Ketika masuk ke toko, ternyata toko itu menyediakan pakaian pesta daripakaian tradisional hingga gaun-gaun cantik, ada juga gamis untuk pakaian muslimah. Mutia memilih gaun pesta berbahan brokat berwarna ungu, dia membelikan pakaian serupa untuk Renita, Renita memilih warna krim.

"Wah, ternyata pas sekali ukurannya, Kak. Tubuh kakak ini memang seperti model papan atas," puji pelayan toko itu setelah mutiara mencoba gaunnya.

"Wah, iya. Hanya saja punya aku kepanjangan," keluh Renata.

"Bisa kami potong sebentar, Kak. Kakak bisa menunggu sebentar."

Sambil menunggu baju Renita selesai, Mutia dan Renita menuju ke salon kecantikan yang tidak jauh dari butik, masih salon yang sederhana dengan tarif hanya beberapa ratus ribu. Di salon Mutia cukup menata rambutnya dan mengoleskan make up sederhana dan natural di wajahnya. Setelah selesai semuanya, kedua wanita itu bersiap menuju kediaman paman Mutiara.

"Aduh, Bu ... Dasarnya ibu ini memang cantik, dipakein baju seharga dua ratus ribuan juga malah semakin cantik," puji Renita yang melihat pakaian Mutiara terlihat wah, dibandingkan dengannya, walaupun harga dan bahannya sama.

"Bisa aja kamu, Ren. Mungkin saya cocok memakai warna ini."

"Bisa jadi, Bu. Ibu pintar memilih warna."

Ketika sampai tujuan, sebuah hotel bintang lima di kawasan bisnis di kota ini. Rupanya pamannya masih seperti dulu, suka sekali menghamburkan uang demi sebuah prestisius. Bagaimana tidak banyak hutang lelaki itu, gaya hidup Hedon seperti ini membuatnya bersikap serakah dan egois.

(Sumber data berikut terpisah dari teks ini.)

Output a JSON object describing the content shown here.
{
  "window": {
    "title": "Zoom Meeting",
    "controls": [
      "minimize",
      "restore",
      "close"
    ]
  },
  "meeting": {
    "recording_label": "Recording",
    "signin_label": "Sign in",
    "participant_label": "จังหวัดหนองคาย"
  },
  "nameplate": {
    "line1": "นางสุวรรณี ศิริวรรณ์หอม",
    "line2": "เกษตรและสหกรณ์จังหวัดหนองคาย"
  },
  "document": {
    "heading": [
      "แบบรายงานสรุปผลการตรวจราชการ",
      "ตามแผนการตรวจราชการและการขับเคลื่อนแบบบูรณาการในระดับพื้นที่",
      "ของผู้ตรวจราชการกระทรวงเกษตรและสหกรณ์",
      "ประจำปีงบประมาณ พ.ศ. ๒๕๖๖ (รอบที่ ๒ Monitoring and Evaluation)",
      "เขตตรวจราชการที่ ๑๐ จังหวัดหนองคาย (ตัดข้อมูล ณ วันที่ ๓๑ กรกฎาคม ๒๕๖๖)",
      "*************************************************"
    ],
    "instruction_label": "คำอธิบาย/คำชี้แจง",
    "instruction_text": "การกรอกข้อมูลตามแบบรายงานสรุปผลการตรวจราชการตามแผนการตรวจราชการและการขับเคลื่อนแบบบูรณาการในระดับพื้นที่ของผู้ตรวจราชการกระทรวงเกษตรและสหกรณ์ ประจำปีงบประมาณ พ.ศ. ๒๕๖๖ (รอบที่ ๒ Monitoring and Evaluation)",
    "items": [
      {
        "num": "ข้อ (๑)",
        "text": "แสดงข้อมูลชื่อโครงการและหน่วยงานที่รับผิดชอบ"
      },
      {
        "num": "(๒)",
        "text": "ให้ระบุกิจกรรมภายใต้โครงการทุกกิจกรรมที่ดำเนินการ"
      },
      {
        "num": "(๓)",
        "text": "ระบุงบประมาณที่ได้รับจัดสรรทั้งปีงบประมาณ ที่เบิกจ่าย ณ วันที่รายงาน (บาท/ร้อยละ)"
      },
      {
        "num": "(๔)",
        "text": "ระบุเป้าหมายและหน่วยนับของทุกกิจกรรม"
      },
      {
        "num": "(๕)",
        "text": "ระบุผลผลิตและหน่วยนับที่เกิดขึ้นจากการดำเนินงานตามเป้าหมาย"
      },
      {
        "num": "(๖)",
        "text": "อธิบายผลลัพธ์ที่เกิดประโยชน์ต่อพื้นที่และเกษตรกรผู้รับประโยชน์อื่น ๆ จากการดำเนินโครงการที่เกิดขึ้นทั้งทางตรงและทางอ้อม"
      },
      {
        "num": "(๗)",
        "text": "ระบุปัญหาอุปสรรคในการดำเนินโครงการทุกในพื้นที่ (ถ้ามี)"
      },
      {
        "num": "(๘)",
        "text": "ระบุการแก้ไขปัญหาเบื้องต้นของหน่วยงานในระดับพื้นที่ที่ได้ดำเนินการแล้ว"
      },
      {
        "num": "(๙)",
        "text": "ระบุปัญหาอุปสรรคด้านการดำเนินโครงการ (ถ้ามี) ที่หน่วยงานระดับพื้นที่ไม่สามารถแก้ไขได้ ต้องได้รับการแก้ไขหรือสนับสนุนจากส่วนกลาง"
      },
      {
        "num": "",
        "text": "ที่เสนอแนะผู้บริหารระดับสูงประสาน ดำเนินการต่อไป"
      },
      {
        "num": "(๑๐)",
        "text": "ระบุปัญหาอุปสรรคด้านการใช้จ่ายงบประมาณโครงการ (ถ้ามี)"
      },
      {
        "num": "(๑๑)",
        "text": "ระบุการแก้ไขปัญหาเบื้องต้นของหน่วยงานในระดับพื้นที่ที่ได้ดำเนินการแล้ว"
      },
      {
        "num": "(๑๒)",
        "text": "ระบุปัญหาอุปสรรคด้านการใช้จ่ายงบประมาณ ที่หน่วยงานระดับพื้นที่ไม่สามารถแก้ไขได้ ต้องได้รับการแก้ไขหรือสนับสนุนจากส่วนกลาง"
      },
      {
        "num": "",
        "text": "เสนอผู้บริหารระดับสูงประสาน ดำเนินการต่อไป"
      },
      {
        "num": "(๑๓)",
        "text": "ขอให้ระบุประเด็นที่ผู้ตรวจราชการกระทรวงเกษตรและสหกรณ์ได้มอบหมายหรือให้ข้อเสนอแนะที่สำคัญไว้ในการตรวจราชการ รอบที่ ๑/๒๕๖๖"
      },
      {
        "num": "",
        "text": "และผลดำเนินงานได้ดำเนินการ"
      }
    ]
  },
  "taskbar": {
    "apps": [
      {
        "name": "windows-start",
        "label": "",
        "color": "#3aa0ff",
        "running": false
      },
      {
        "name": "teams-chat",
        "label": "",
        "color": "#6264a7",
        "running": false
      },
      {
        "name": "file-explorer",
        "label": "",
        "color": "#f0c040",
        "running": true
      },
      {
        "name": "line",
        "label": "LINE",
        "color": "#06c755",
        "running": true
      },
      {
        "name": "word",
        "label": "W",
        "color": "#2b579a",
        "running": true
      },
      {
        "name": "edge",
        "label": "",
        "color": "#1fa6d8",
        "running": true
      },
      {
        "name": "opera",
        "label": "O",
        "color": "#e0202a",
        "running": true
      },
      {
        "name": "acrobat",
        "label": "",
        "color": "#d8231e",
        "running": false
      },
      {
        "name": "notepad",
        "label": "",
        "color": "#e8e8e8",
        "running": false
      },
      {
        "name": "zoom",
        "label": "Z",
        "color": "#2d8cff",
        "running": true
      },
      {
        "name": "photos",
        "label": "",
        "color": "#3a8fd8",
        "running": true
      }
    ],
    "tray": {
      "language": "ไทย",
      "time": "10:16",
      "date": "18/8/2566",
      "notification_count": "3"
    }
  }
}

"Wah, meriah sekali pestanya, Bu. Seperti pesta pernikahan, padahal kan cuma anniversary saja, kan?" seru Renita.

"Ya, begitulah. Ini anniversary pernikahan mereka yang ke dua lima, pernikahan perak. Tentu saja dirayain semeriah-meriahnya."

"Berapa budget untuk mengadakan pesta seperti ini, ya?"

"Kamu gak usah mikirin sampai segitunya, Ren. Nanti malah stress."

"Eh, iya Bu, maaf ...," jawab Renita sambil terkekeh menertawakan kekonyolannya sendiri.

Mereka berjalan beriringan menuju ke arah meja-meja tamu undangan. Ketika melihat pasangan paman dan bibinya, Mutiara berjalan menuju ke arah mereka.

"Mutia? Kamu datang sendiri?" tanya Erni istri pamannya.

"Selamat, ya Om, Tante ... Semoga langgeng pernikahannya," ujar Mutia yang langsung mengulurkan sebuah paper bag.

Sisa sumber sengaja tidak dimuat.